Ramon Alonzo rejoiced. But the magician only cared that he had got the young man’s shadow. For his power was chiefly over shadowy things, and he lusted for shadows as others lust for the substance, having learned by ages of learning the utter vanity of substantial things. And he counted the secret of gold well yielded up in exchange for a shadow; for he knew how men set their hearts and hopes on gold, and how it failed them, and wot well that these hopes could not be built on a shadow.
And Ramon Alonzo went, light of heart, to find the charwoman, to let her see how little, as he supposed, he had lost by giving away his shadow.
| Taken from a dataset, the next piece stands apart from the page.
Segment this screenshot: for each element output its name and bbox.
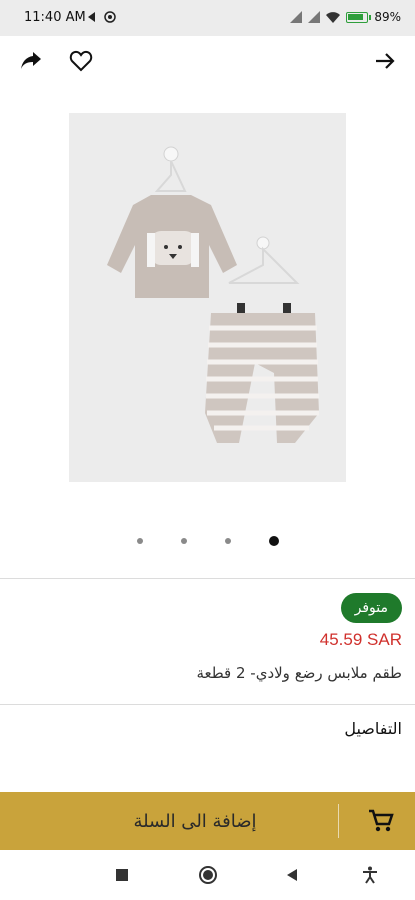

The magician returned to his box and took all his shadows out, and enjoyed amongst them awhile that absolute power that ancient monarchs had, who had no laws to control them or hostile neighbours to fear.
And while the magician was revelling in his power, in the quiet and gloom of his room, Ramon Alonzo, guided by his more human sympathies, was telling the charwoman that he had seen the shadow-box, and knew where it lay in the cobwebs behind a crocodile, and hoped somehow to coax it open and rescue her shadow. While she sighed and shook her head he walked often up and down before a window so that she saw the shadow, and could see she never suspected the price he had paid for the sight he had had of the shadow-box. And he, as he saw that perfect copy running so nimbly behind him, believed with the blindness of youth that he had paid nothing.